Since the end of summer I feel like my life has been set on fast forward with moments of that jumpy VHS pause. There have been days where getting out of bed has been the victory of my day; dishes, laundry and straightening up have been far from priority (sorry, babe). I have had glimpses of breakthrough followed by days of what feels like an endless downward spiral. I can not exactly put my finger on what is causing all of the insanity other than that is sometimes just how life is.
My heart yearns for stability and lately all I keep hearing from the Lord is learn to thrive where you are. Since Ian and I got together I have looked for my relationship with the Lord to look like it did before and I think I finally realized last week (over two years after getting together) that my walk with God will never be the same. Not that it is bad now, but it is different and I need to embrace the change. I need to embrace the season I am in as a mom, a slightly frazzled and exhausted season. I need to embrace the insanity around me while trusting in the peace that is Jesus Christ, our Prince of Peace.
I am not exactly sure how this looks, to embrace the good with the bad. I love being a mom more than I ever thought possible, but at the same time I never thought of what it would do to my relationship with God and how lack of sleep makes it hard to dive into God’s Word or to stay awake enough to really pray. Although marriage has been one of the greatest decisions I ever made, I never thought being married would completely shift my focus from Kingdom things to earthly things but it has. The Apostle Paul even speaks of this in 1 Corinthians 7 (vv.32-35) so I am not sure why I am so shocked.

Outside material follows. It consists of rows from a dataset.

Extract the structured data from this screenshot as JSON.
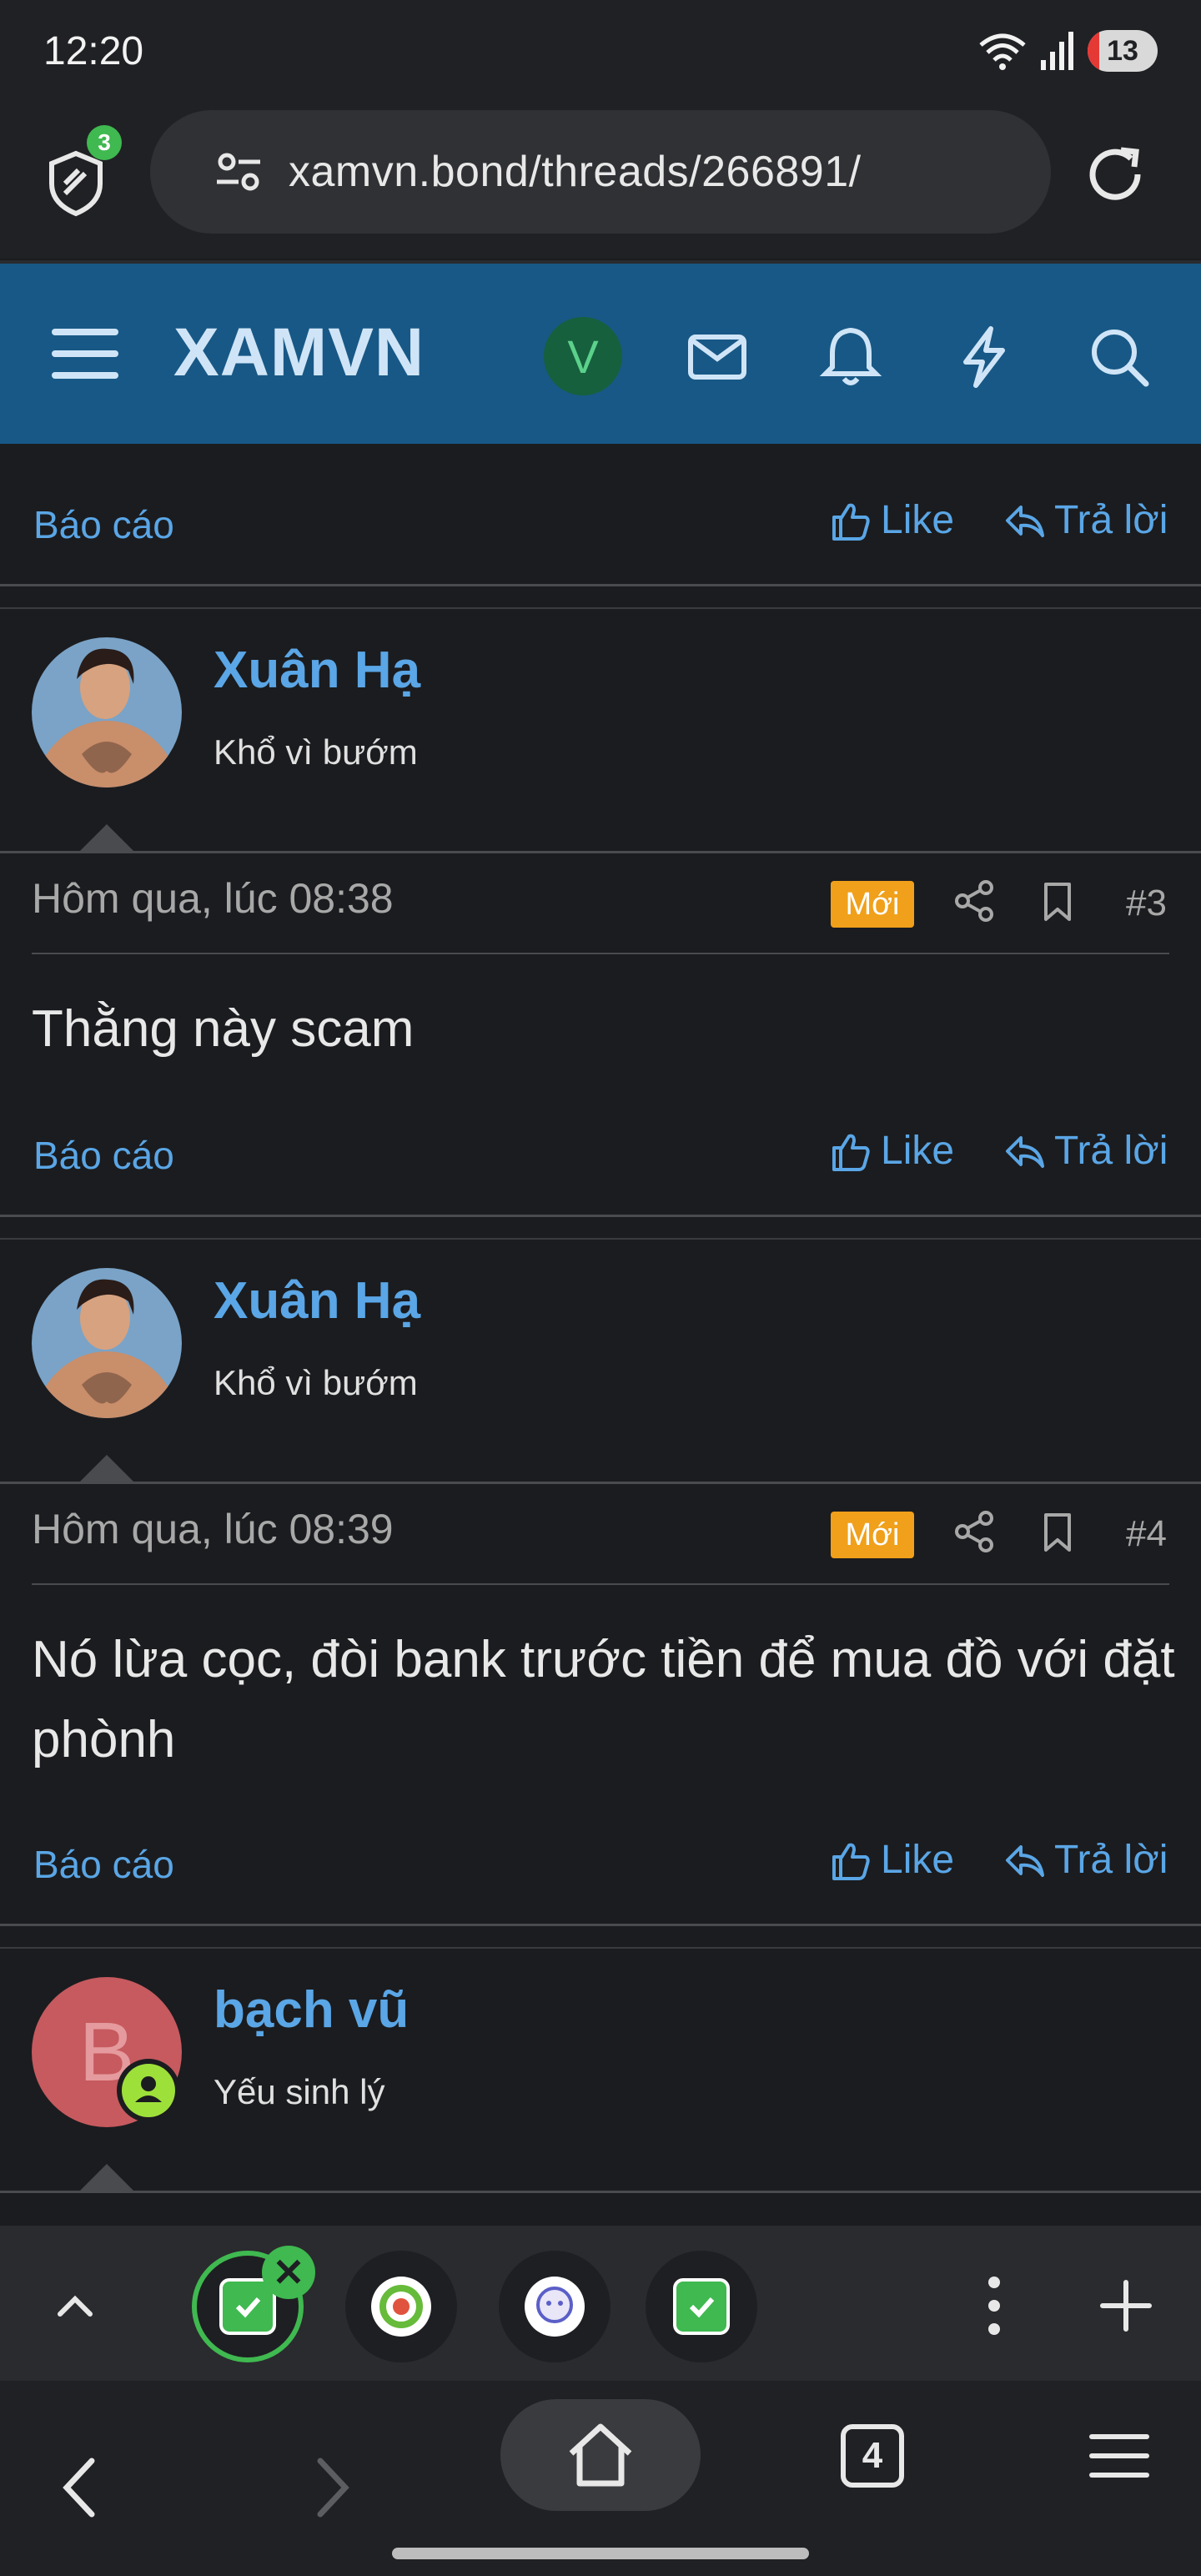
{
  "status_bar": {
    "time": "12:20",
    "battery": "13"
  },
  "browser": {
    "shield_count": "3",
    "url": "xamvn.bond/threads/266891/",
    "tab_count": "4"
  },
  "site": {
    "logo": "XAMVN",
    "user_initial": "V"
  },
  "top_actions": {
    "report": "Báo cáo",
    "like": "Like",
    "reply": "Trả lời"
  },
  "posts": [
    {
      "user": "Xuân Hạ",
      "user_title": "Khổ vì bướm",
      "date": "Hôm qua, lúc 08:38",
      "badge": "Mới",
      "number": "#3",
      "text": "Thằng này scam",
      "report": "Báo cáo",
      "like": "Like",
      "reply": "Trả lời"
    },
    {
      "user": "Xuân Hạ",
      "user_title": "Khổ vì bướm",
      "date": "Hôm qua, lúc 08:39",
      "badge": "Mới",
      "number": "#4",
      "text": "Nó lừa cọc, đòi bank trước tiền để mua đồ với đặt phònh",
      "report": "Báo cáo",
      "like": "Like",
      "reply": "Trả lời"
    },
    {
      "user": "bạch vũ",
      "user_title": "Yếu sinh lý",
      "avatar_letter": "B"
    }
  ],
  "colors": {
    "header_bg": "#185886",
    "link": "#5aa6e6",
    "badge_new": "#f0a01a",
    "accent_green": "#3fb950"
  },
  "icons": {
    "shield": "shield-icon",
    "reload": "reload-icon",
    "menu": "hamburger-icon",
    "mail": "mail-icon",
    "bell": "bell-icon",
    "bolt": "bolt-icon",
    "search": "search-icon"
  }
}
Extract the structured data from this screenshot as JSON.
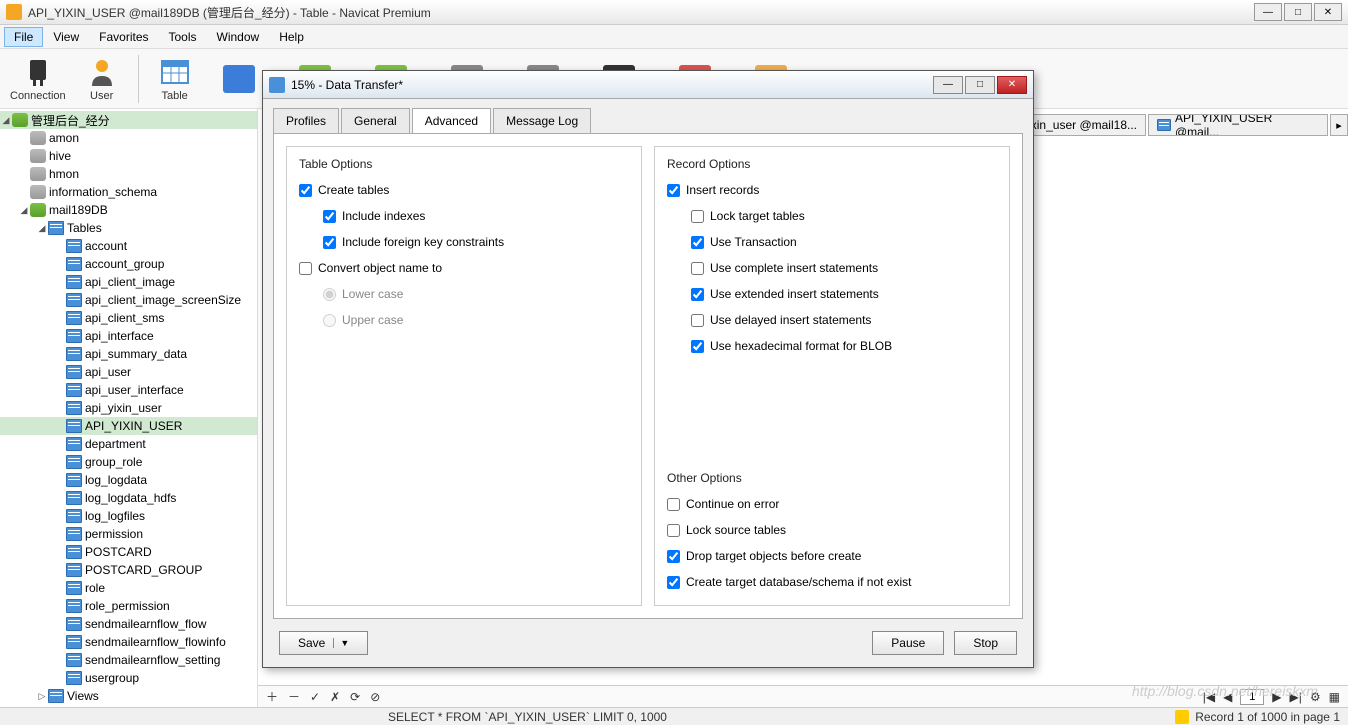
{
  "window": {
    "title": "API_YIXIN_USER @mail189DB (管理后台_经分) - Table - Navicat Premium"
  },
  "menu": {
    "file": "File",
    "view": "View",
    "favorites": "Favorites",
    "tools": "Tools",
    "window": "Window",
    "help": "Help"
  },
  "toolbar": {
    "connection": "Connection",
    "user": "User",
    "table": "Table"
  },
  "tree": {
    "root": "管理后台_经分",
    "dbs_gray": [
      "amon",
      "hive",
      "hmon",
      "information_schema"
    ],
    "db_active": "mail189DB",
    "tables_label": "Tables",
    "tables": [
      "account",
      "account_group",
      "api_client_image",
      "api_client_image_screenSize",
      "api_client_sms",
      "api_interface",
      "api_summary_data",
      "api_user",
      "api_user_interface",
      "api_yixin_user",
      "API_YIXIN_USER",
      "department",
      "group_role",
      "log_logdata",
      "log_logdata_hdfs",
      "log_logfiles",
      "permission",
      "POSTCARD",
      "POSTCARD_GROUP",
      "role",
      "role_permission",
      "sendmailearnflow_flow",
      "sendmailearnflow_flowinfo",
      "sendmailearnflow_setting",
      "usergroup"
    ],
    "views_label": "Views",
    "selected_table": "API_YIXIN_USER"
  },
  "doc_tabs": {
    "tab1": "xin_user @mail18...",
    "tab2": "API_YIXIN_USER @mail..."
  },
  "dialog": {
    "title": "15% - Data Transfer*",
    "tabs": {
      "profiles": "Profiles",
      "general": "General",
      "advanced": "Advanced",
      "message_log": "Message Log"
    },
    "table_options": {
      "title": "Table Options",
      "create_tables": "Create tables",
      "include_indexes": "Include indexes",
      "include_fk": "Include foreign key constraints",
      "convert_name": "Convert object name to",
      "lower": "Lower case",
      "upper": "Upper case"
    },
    "record_options": {
      "title": "Record Options",
      "insert_records": "Insert records",
      "lock_target": "Lock target tables",
      "use_transaction": "Use Transaction",
      "complete_insert": "Use complete insert statements",
      "extended_insert": "Use extended insert statements",
      "delayed_insert": "Use delayed insert statements",
      "hex_blob": "Use hexadecimal format for BLOB"
    },
    "other_options": {
      "title": "Other Options",
      "continue_error": "Continue on error",
      "lock_source": "Lock source tables",
      "drop_target": "Drop target objects before create",
      "create_db": "Create target database/schema if not exist"
    },
    "buttons": {
      "save": "Save",
      "pause": "Pause",
      "stop": "Stop"
    }
  },
  "status": {
    "sql": "SELECT * FROM `API_YIXIN_USER` LIMIT 0, 1000",
    "record": "Record 1 of 1000 in page 1",
    "page": "1"
  },
  "watermark": "http://blog.csdn.net/hereiskxm"
}
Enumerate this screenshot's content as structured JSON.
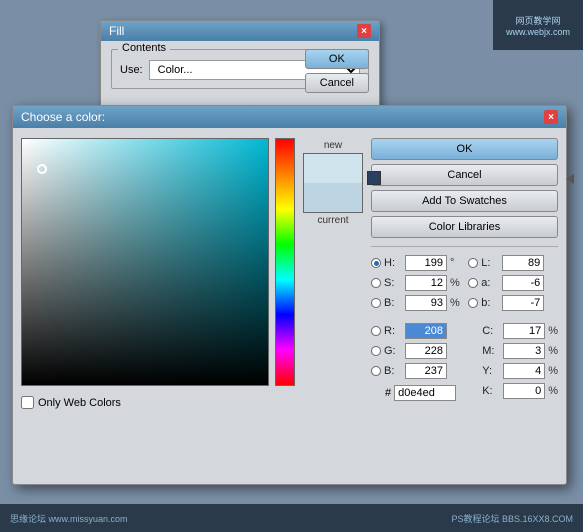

Life is constantly changing there is always a new wave to catch or a new wind to blow you the other way. The trick is to anchor yourself in the rock and be firmly rooted in His love. When we build our lives on Christ we can withstand any beating the world throws at us. We may become a bit bruised and weary in the process but in the end but we are victorious in Him, no matter the outcome of life. There are days as though I feel like I am gasping for air but when I sit back and remember who is on the throne, even though the insanity of life is all around me I am at peace. The trick is to sit back and remember.